19 - Hal Sederhana

1.9K 192 36
                                    

Jean dan Saka sedang berjalan di trotoar yang tidak terlalu lebar. Saling diam, itulah yang mereka lakukan. Entah belum menemukan topik yang menarik atau tak berani membuka percakapan, yang terdengar sekarang hanya suara bising kendaraan yang berlalu lalang. Namun, sayangnya, Saka tidak bisa mendengar detak jantung Jean yang memberontak sejak tadi.

Saat mereka memasuki sebuah komplek, tiba-tiba pandangan Jean terfokus pada bapak tua yang sedang berjongkok sambil memunguti ikan hias yang berceceran di jalan. Jelas-jelas penjual ikan hias itu terjatuh, membuat beberapa plastik berisi ikan tersebut pecah.

Jean pun menghampiri bapak tua itu, lalu membantunya. "Kok bisa jatuh, Pak?"

"Tadi Bapak pusing, jadi nggak fokus," jawabnya dengan suara lemah.

Jean memasukkan ikan-ikan yang masih hidup ke wadah yang lebih besar berbentuk lingkaran. Barulah ia menyadari bahwa ada tangan lain yang membantunya.

"Istirahat di sana dulu aja Pak, biar saya sama temen saya yang beresin," kata Saka, membuat Jean yang sedang menatapnya tersenyum kecil.

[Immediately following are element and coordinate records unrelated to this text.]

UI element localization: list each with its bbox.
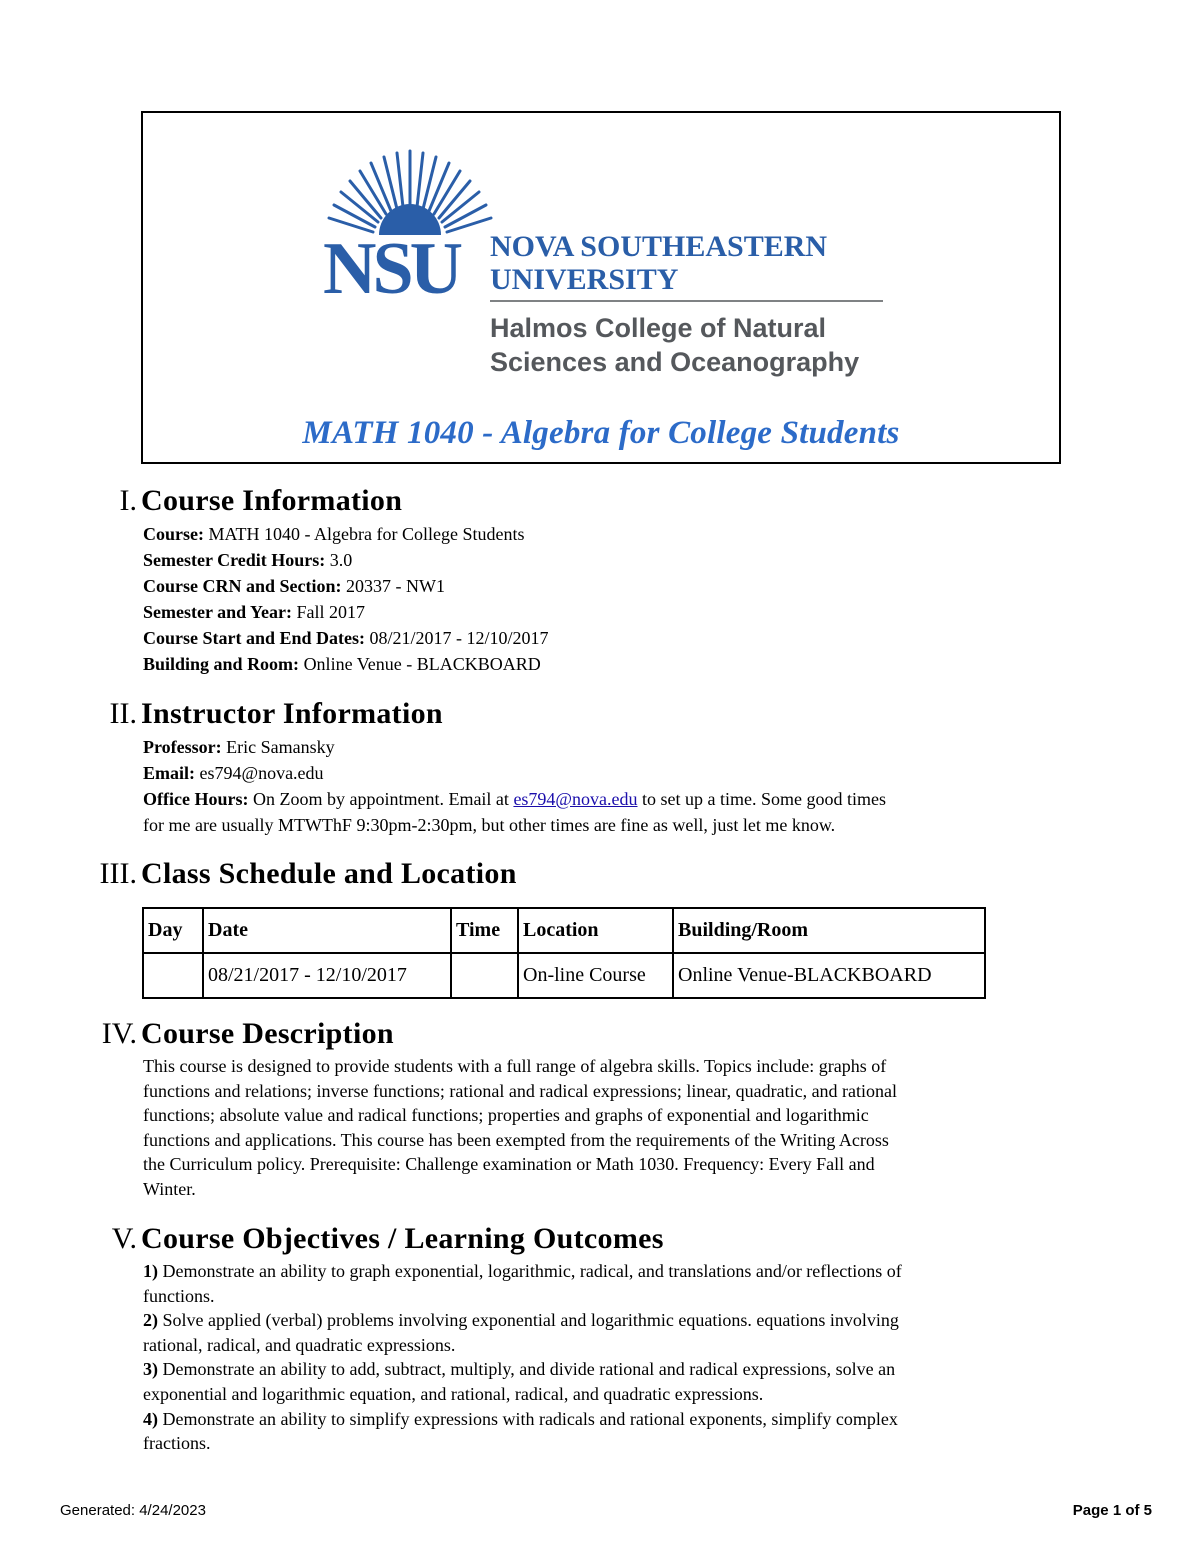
description-line: functions and applications. This course has been exempted from the requirements of the Writing Across [143, 1129, 889, 1150]
objective-text: Demonstrate an ability to graph exponential, logarithmic, radical, and translations and/or reflections of [158, 1261, 902, 1281]
info-value: 08/21/2017 - 12/10/2017 [365, 628, 549, 648]
table-cell [451, 953, 518, 998]
section-numeral: IV. [101, 1017, 137, 1050]
info-crn-section [143, 573, 1063, 599]
objective-line [143, 1357, 1053, 1382]
column-header-date: Date [203, 908, 451, 953]
description-paragraph [143, 1054, 1053, 1202]
objective-item [143, 1357, 1053, 1406]
instructor-info-list [143, 734, 1063, 838]
objective-line [143, 1259, 1053, 1284]
section-title: Course Description [141, 1017, 394, 1050]
footer-generated-date: Generated: 4/24/2023 [60, 1502, 206, 1519]
table-row [143, 953, 985, 998]
nsu-wordmark: NSU [323, 228, 460, 310]
footer-page-number: Page 1 of 5 [1072, 1502, 1152, 1519]
table-cell: On-line Course [518, 953, 673, 998]
description-line: functions; absolute value and radical functions; properties and graphs of exponential and logarithmic [143, 1105, 869, 1126]
objective-text: Demonstrate an ability to add, subtract, multiply, and divide rational and radical expressions, solve an [158, 1359, 896, 1380]
course-title: MATH 1040 - Algebra for College Students [302, 415, 900, 451]
table-cell: Online Venue-BLACKBOARD [673, 953, 985, 998]
course-info-list [143, 521, 1063, 677]
info-dates [143, 625, 1063, 651]
description-line: Winter. [143, 1178, 196, 1199]
nsu-logo [321, 143, 891, 383]
objective-number: 2) [143, 1310, 158, 1331]
info-label: Semester and Year: [143, 602, 292, 622]
info-label: Building and Room: [143, 654, 300, 674]
info-course [143, 521, 1063, 547]
section-title: Instructor Information [141, 697, 443, 730]
section-title: Course Information [141, 484, 403, 517]
university-name-line2: UNIVERSITY [490, 263, 679, 296]
objective-line [143, 1308, 1053, 1333]
info-label: Office Hours: [143, 789, 249, 809]
table-header-row [143, 908, 985, 953]
table-cell [143, 953, 203, 998]
info-label: Email: [143, 763, 195, 783]
instructor-office-hours [143, 786, 1063, 812]
info-label: Course CRN and Section: [143, 576, 342, 596]
column-header-building-room: Building/Room [673, 908, 985, 953]
info-credit-hours [143, 547, 1063, 573]
info-value: Online Venue - BLACKBOARD [299, 654, 541, 674]
objective-item [143, 1407, 1053, 1456]
section-numeral: III. [99, 857, 137, 890]
office-hours-continued: for me are usually MTWThF 9:30pm-2:30pm, but other times are fine as well, just let me know. [143, 815, 836, 835]
section-heading [0, 484, 1200, 524]
section-numeral: V. [111, 1222, 137, 1255]
info-label: Course Start and End Dates: [143, 628, 366, 648]
schedule-table [142, 907, 986, 999]
section-heading [0, 1222, 1200, 1262]
table-cell: 08/21/2017 - 12/10/2017 [203, 953, 451, 998]
instructor-email [143, 760, 1063, 786]
section-heading [0, 1017, 1200, 1057]
info-value: MATH 1040 - Algebra for College Students [204, 524, 525, 544]
section-numeral: II. [109, 697, 137, 730]
objective-number: 4) [143, 1408, 158, 1429]
objectives-list [143, 1259, 1053, 1456]
info-building-room [143, 651, 1063, 677]
college-name-line1: Halmos College of Natural [490, 313, 827, 343]
objective-number: 3) [143, 1359, 158, 1380]
info-value: es794@nova.edu [195, 763, 324, 783]
description-line: the Curriculum policy. Prerequisite: Challenge examination or Math 1030. Frequency: Every Fall and [143, 1154, 875, 1175]
objective-number: 1) [143, 1261, 158, 1281]
objective-line: fractions. [143, 1433, 211, 1454]
objective-line: exponential and logarithmic equation, and rational, radical, and quadratic expressions. [143, 1383, 764, 1404]
email-link[interactable]: es794@nova.edu [513, 789, 638, 809]
university-name-line1: NOVA SOUTHEASTERN [490, 230, 828, 263]
info-value: 20337 - NW1 [341, 576, 445, 596]
objective-line: rational, radical, and quadratic expressions. [143, 1334, 456, 1355]
objective-text: Solve applied (verbal) problems involving exponential and logarithmic equations. equations involving [158, 1310, 899, 1331]
objective-item [143, 1259, 1053, 1308]
office-text: On Zoom by appointment. Email at [248, 789, 514, 809]
column-header-location: Location [518, 908, 673, 953]
section-numeral: I. [119, 484, 137, 517]
column-header-day: Day [143, 908, 203, 953]
objective-text: Demonstrate an ability to simplify expressions with radicals and rational exponents, simplify complex [158, 1408, 898, 1429]
info-value: Eric Samansky [221, 737, 335, 757]
objective-line [143, 1407, 1053, 1432]
info-label: Course: [143, 524, 204, 544]
info-value: Fall 2017 [291, 602, 365, 622]
college-name-line2: Sciences and Oceanography [490, 347, 860, 377]
section-heading [0, 697, 1200, 737]
section-title: Course Objectives / Learning Outcomes [141, 1222, 664, 1255]
section-title: Class Schedule and Location [141, 857, 517, 890]
objective-item [143, 1308, 1053, 1357]
description-line: functions and relations; inverse functions; rational and radical expressions; linear, quadratic, and rational [143, 1080, 898, 1101]
column-header-time: Time [451, 908, 518, 953]
info-label: Semester Credit Hours: [143, 550, 326, 570]
info-value: 3.0 [325, 550, 353, 570]
info-label: Professor: [143, 737, 222, 757]
section-heading [0, 857, 1200, 897]
info-semester-year [143, 599, 1063, 625]
objective-line: functions. [143, 1285, 215, 1306]
office-text: to set up a time. Some good times [637, 789, 886, 809]
header-box [141, 111, 1061, 464]
description-line: This course is designed to provide students with a full range of algebra skills. Topics include: graphs of [143, 1056, 887, 1076]
instructor-professor [143, 734, 1063, 760]
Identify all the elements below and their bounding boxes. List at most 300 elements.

"Je, bantuin Bapaknya jalan," perintah Saka. Jean pun mengangguk, lalu membantu bapak tua itu berdiri dan menuntunnya ke sebuah pohon yang ada di pinggir jalan.

Dalam hatinya berbisik tentang betapa kerasnya perjuangan bapak tua yang rapuh ini. Hingga di titik terendah kesehatannya pun, beliau tetap memaksakan diri untuk mencari penghasilan.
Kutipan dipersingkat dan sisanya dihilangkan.